Sure, it isn't unusual; these kinds of fraudulent classes have spread out and dopey students with pockets stuffed with borrowed money have been really bad consumers. Of course, in this case it's a fraudulent class inside a fraudulent department.

Maybe liberals should set Elizabeth Warren on this one. LOL. Maybe that department should make students sign a statement that taking their classes with borrowed money is a risky consumer decision.

[-] 1 points by JesseHeffran (3903) 12 years ago

though the Idea Of studying one person and theorizing about the social implications of that person's success would be a bad major, I don't see no different in a class based on a pop star's success, or Job's success. The course is a class in critical thinking not a gateway to a major. Now, if some one majored in Beyonce, I'd have to laugh at them.

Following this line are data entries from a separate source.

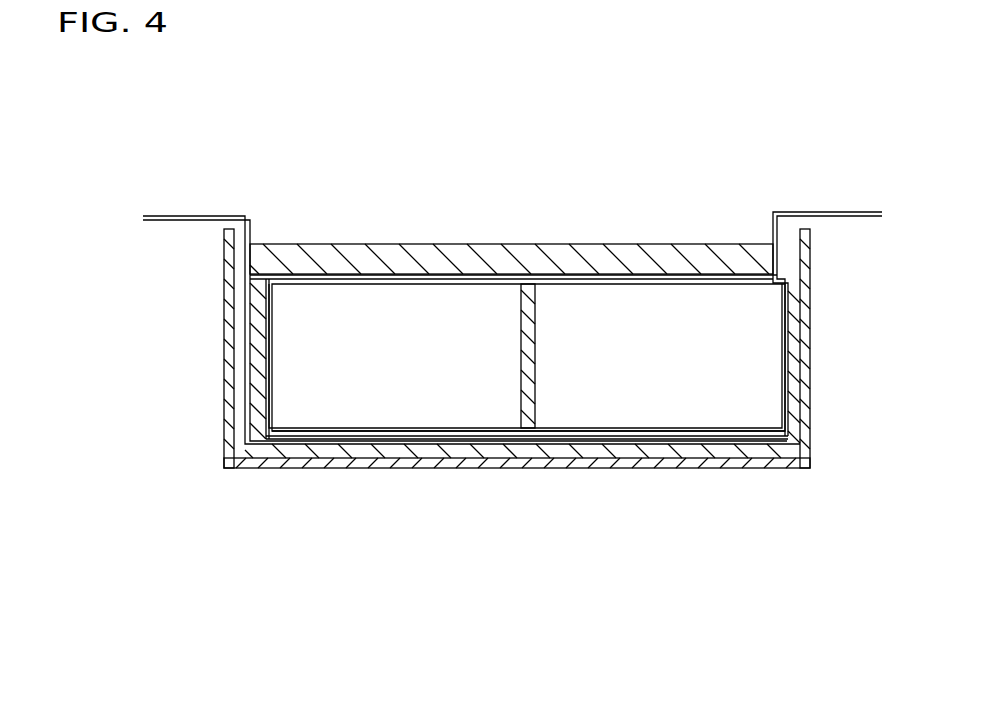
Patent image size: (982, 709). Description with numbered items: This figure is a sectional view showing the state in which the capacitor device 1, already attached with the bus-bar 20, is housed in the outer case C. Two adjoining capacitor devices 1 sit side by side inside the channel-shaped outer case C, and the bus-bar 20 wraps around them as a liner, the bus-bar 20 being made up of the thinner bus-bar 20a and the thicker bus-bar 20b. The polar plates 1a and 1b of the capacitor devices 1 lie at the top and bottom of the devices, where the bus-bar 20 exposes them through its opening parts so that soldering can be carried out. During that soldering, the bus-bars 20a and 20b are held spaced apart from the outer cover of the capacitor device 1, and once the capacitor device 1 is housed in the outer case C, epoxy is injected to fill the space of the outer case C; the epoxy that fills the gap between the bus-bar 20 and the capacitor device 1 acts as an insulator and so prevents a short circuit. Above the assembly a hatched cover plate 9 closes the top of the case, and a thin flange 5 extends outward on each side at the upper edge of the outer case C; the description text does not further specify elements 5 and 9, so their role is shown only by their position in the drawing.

The capacitor device 1 is at (560, 357).
The polar plate 1a is at (452, 273).
The polar plate 1b is at (393, 442).
The flange 5 is at (222, 213).
The top cover plate 9 is at (337, 257).
The bus-bar 20 is at (440, 311).
The bus-bar 20a is at (561, 275).
The bus-bar 20b is at (247, 354).
The outer case C is at (700, 462).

[-] -2 points by Ninetyninenot (-57) 12 years ago

Find a class that involves critical thinking that's on something of substance. That exists too. If you're borrowing money to pay for it, you're a better consumer than to take a class like this. They cover this stuff in No Shit 101 which apparently needs to be a Freshman requirement.

[-] 1 points by francismjenkins (3713) 12 years ago

Do you have any data pointing to the % of people who are whining about student loans (and are unemployed), who took silly courses in college? Or is this just your anecdotal assumption, based on nothing more than your personal biases and lack of mathematical rigor in your own academic training?

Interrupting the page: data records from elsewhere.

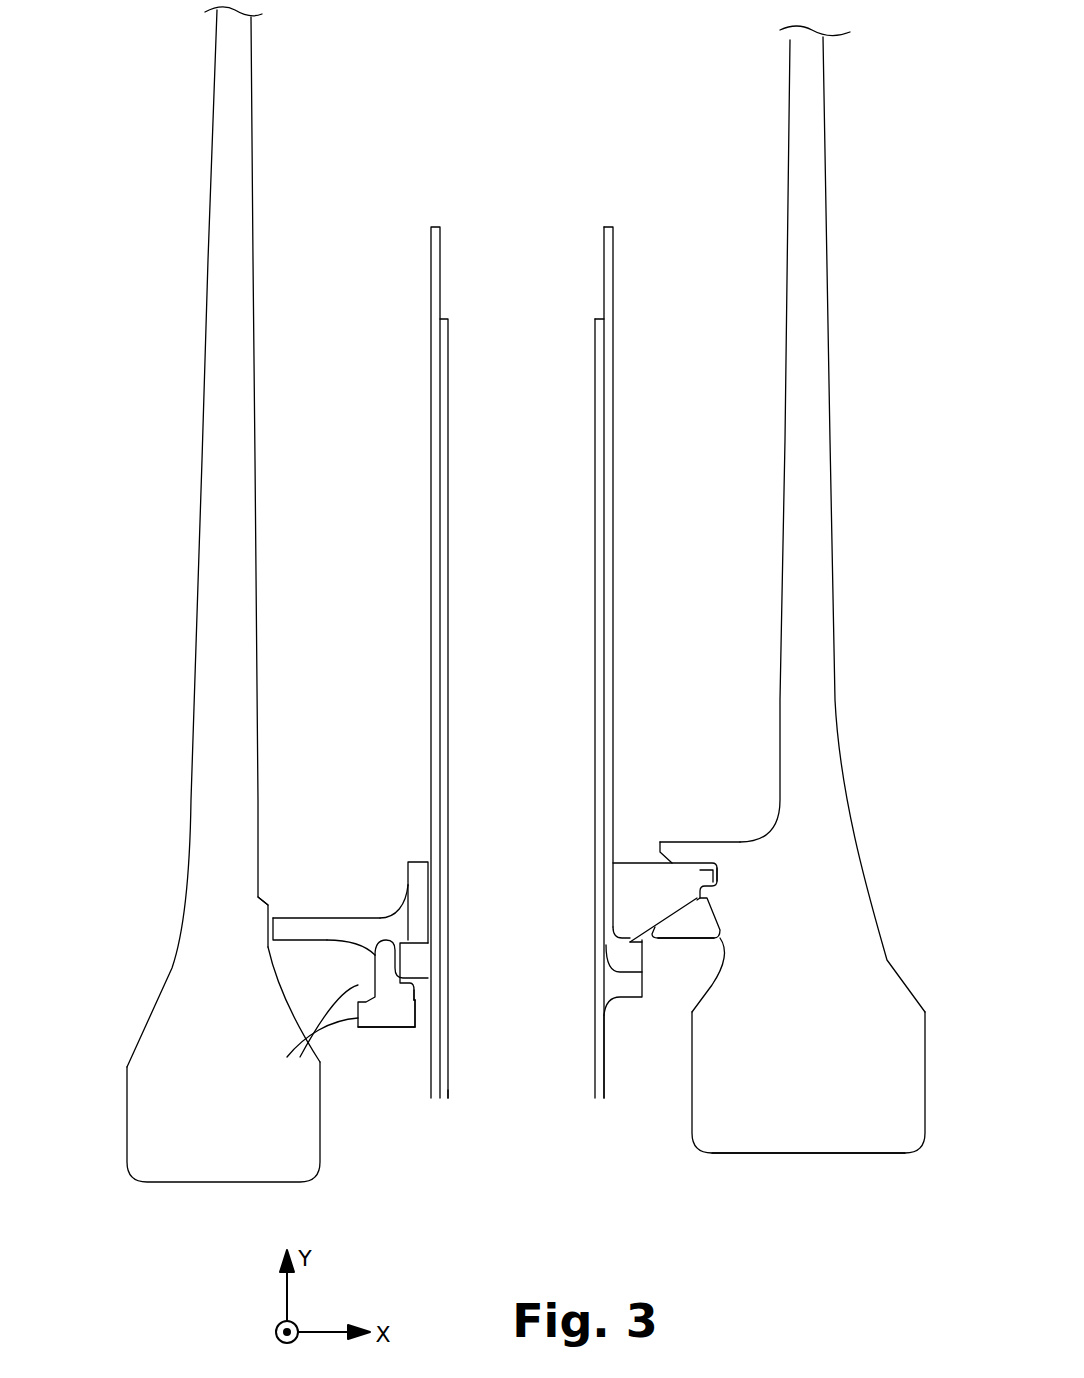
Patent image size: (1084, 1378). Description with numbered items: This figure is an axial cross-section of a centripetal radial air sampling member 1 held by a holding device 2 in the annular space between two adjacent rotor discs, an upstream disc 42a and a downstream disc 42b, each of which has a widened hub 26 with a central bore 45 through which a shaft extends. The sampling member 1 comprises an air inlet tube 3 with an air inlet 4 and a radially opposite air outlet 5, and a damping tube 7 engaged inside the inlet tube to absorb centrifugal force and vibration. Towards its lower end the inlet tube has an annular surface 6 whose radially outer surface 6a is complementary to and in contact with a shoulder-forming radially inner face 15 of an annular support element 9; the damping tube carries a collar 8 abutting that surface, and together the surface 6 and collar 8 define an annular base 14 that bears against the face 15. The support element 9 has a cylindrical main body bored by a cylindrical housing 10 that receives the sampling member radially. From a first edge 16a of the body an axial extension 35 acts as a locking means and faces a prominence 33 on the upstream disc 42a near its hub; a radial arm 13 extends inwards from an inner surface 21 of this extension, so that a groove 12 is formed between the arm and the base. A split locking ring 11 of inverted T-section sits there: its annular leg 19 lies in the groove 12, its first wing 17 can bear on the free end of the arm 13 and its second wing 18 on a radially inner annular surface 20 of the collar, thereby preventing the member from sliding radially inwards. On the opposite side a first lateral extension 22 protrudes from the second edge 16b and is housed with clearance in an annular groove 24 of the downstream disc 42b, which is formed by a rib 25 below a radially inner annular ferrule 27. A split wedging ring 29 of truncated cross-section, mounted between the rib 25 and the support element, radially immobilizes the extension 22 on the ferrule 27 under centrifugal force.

The air sampling member 1 is at (645, 210).
The holding device 2 is at (641, 798).
The air inlet tube 3 is at (431, 265).
The air inlet 4 is at (472, 233).
The air outlet 5 is at (548, 1097).
The annular surface 6 is at (622, 955).
The radially outer surface 6a is at (403, 928).
The damping tube 7 is at (448, 368).
The collar 8 is at (627, 983).
The support element 9 is at (420, 862).
The cylindrical housing 10 is at (432, 938).
The locking ring 11 is at (385, 1013).
The groove 12 is at (367, 977).
The annular arm 13 is at (367, 1013).
The annular base 14 is at (630, 1015).
The radially inner face 15 is at (640, 955).
The first edge 16a is at (407, 873).
The second annular edge 16b is at (667, 910).
The first wing 17 is at (358, 1013).
The second wing 18 is at (407, 1013).
The annular leg 19 is at (400, 978).
The radially inner annular surface 20 is at (424, 1014).
The inner surface 21 is at (290, 950).
The first lateral extension 22 is at (697, 873).
The annular groove 24 is at (730, 873).
The rib 25 is at (720, 910).
The hub 26 is at (163, 1107).
The radially inner annular ferrule 27 is at (673, 847).
The wedging ring 29 is at (687, 927).
The prominence 33 is at (267, 915).
The axial extension 35 is at (305, 918).
The upstream disc 42a is at (200, 555).
The downstream disc 42b is at (826, 412).
The central bore 45 is at (778, 1153).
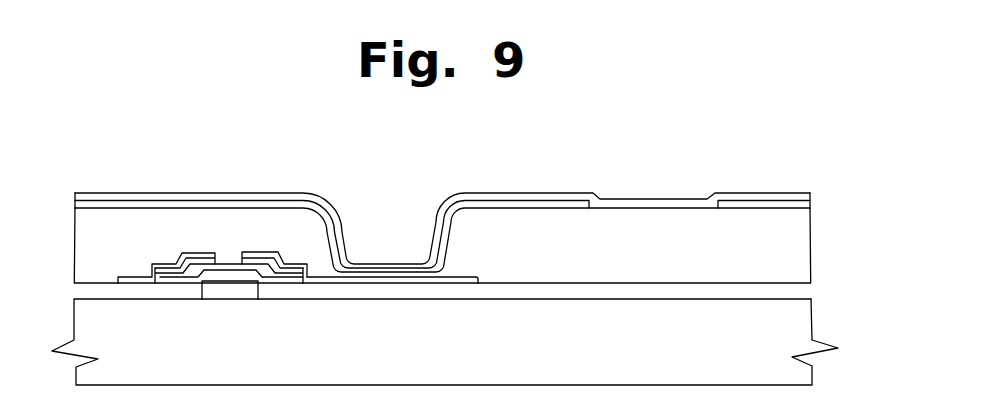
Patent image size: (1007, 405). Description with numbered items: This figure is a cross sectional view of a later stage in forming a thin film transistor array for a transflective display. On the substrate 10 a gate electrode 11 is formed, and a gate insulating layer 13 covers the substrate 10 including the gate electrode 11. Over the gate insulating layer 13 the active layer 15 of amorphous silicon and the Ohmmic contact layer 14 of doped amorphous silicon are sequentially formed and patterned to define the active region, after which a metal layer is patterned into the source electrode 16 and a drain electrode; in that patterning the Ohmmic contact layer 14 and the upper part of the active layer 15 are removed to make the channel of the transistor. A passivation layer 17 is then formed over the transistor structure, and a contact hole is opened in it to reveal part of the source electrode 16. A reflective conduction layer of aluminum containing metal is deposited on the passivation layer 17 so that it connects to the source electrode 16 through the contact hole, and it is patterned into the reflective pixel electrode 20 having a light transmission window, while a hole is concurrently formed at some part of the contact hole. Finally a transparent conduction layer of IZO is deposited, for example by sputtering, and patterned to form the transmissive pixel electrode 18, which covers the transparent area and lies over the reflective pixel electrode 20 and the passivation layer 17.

The substrate 10 is at (793, 323).
The gate electrode 11 is at (230, 287).
The gate insulating layer 13 is at (793, 288).
The Ohmmic contact layer 14 is at (169, 276).
The active layer 15 is at (290, 280).
The source electrode 16 is at (393, 277).
The passivation layer 17 is at (793, 246).
The transmissive pixel electrode 18 is at (810, 194).
The reflective pixel electrode 20 is at (810, 202).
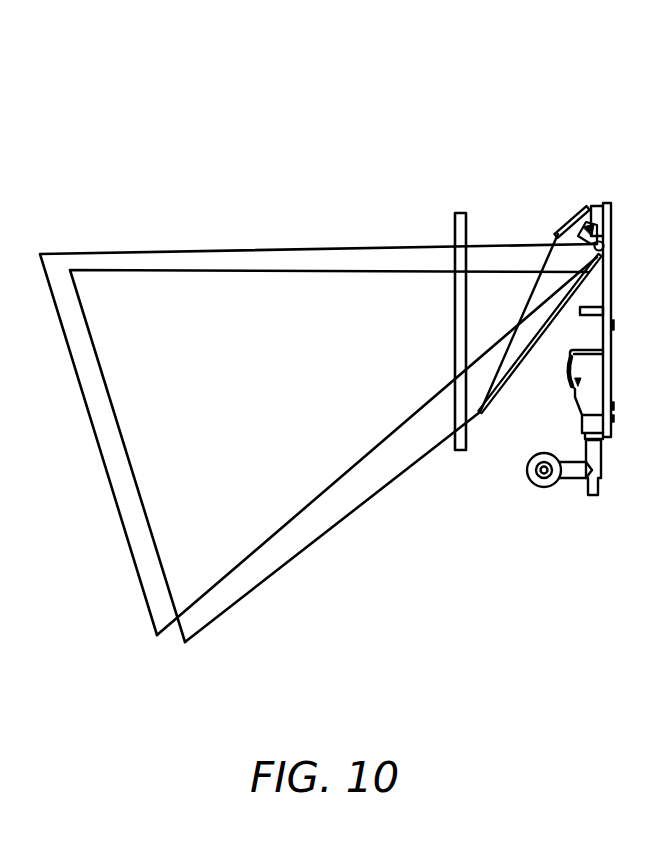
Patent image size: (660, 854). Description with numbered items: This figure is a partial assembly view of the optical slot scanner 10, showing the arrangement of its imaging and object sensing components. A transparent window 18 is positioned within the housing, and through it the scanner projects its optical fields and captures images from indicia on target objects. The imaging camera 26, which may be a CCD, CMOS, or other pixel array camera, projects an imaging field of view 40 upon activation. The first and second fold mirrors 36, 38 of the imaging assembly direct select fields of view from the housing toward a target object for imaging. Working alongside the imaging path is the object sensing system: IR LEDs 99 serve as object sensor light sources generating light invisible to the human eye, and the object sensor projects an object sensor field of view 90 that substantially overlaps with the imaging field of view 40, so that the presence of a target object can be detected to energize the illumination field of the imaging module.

[-] -1 points by Ninetyninenot (-57) 12 years ago

I'm going to leave that up to you. If you really do think that what you spend, what you borrow, what you study and future prospects for repayment, whining and living in your parents' basement are all random, I can't much help you.

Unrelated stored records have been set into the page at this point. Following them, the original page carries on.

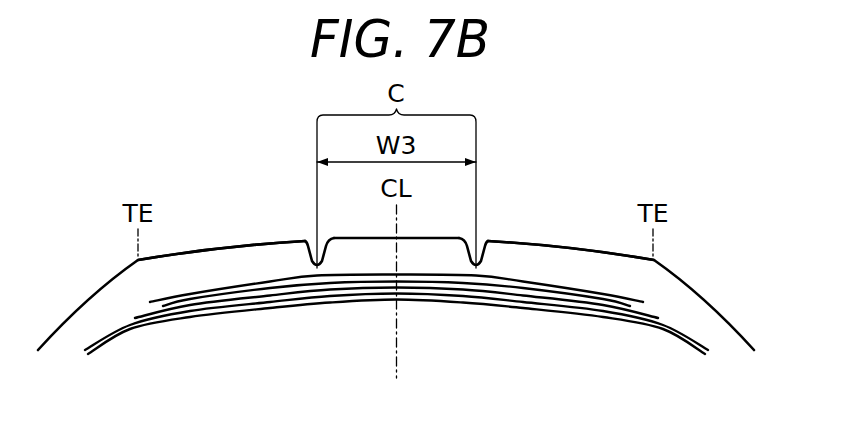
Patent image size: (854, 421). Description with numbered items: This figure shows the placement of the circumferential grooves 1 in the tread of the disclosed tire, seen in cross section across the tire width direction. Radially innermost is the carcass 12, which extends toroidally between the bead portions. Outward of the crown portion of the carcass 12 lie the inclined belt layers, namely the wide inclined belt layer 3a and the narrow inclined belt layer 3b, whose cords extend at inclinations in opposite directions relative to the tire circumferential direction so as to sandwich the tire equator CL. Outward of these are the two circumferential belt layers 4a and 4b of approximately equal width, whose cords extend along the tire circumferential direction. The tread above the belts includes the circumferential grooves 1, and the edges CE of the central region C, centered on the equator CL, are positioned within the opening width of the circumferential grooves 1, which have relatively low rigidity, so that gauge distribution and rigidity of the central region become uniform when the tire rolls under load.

The circumferential groove 1 is at (312, 239).
The wide inclined belt layer 3a is at (225, 306).
The narrow inclined belt layer 3b is at (588, 302).
The circumferential belt layer 4a is at (224, 290).
The circumferential belt layer 4b is at (572, 290).
The carcass 12 is at (350, 299).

[-] 2 points by francismjenkins (3713) 12 years ago

I'm not the one making affirmative claims without any empirical basis. It's sort of like making a claim that you witnessed a celestial tea pot floating in the space near Jupiter, and when I ask you for empirical evidence, you're response is ... "proving me wrong is your responsibility" (and in that thing you call a brain this somehow qualifies as evidence that you're claim is true).

Duhh ...

[-] 0 points by Ninetyninenot (-57) 12 years ago

It's really just a big mystery. LOL. Make yours No Shit 101 and 102.

[-] 1 points by shoozTroll (17632) 12 years ago

Who defines what is useful?

Taking today's "useful" courses, that will be off shored to India, by the time you graduate?

I've met more than a few of those.

[-] 1 points by shoozTroll (17632) 12 years ago

So many posts, and still no definition?

Who or what, defines what will be "useful" 4-6 years from today?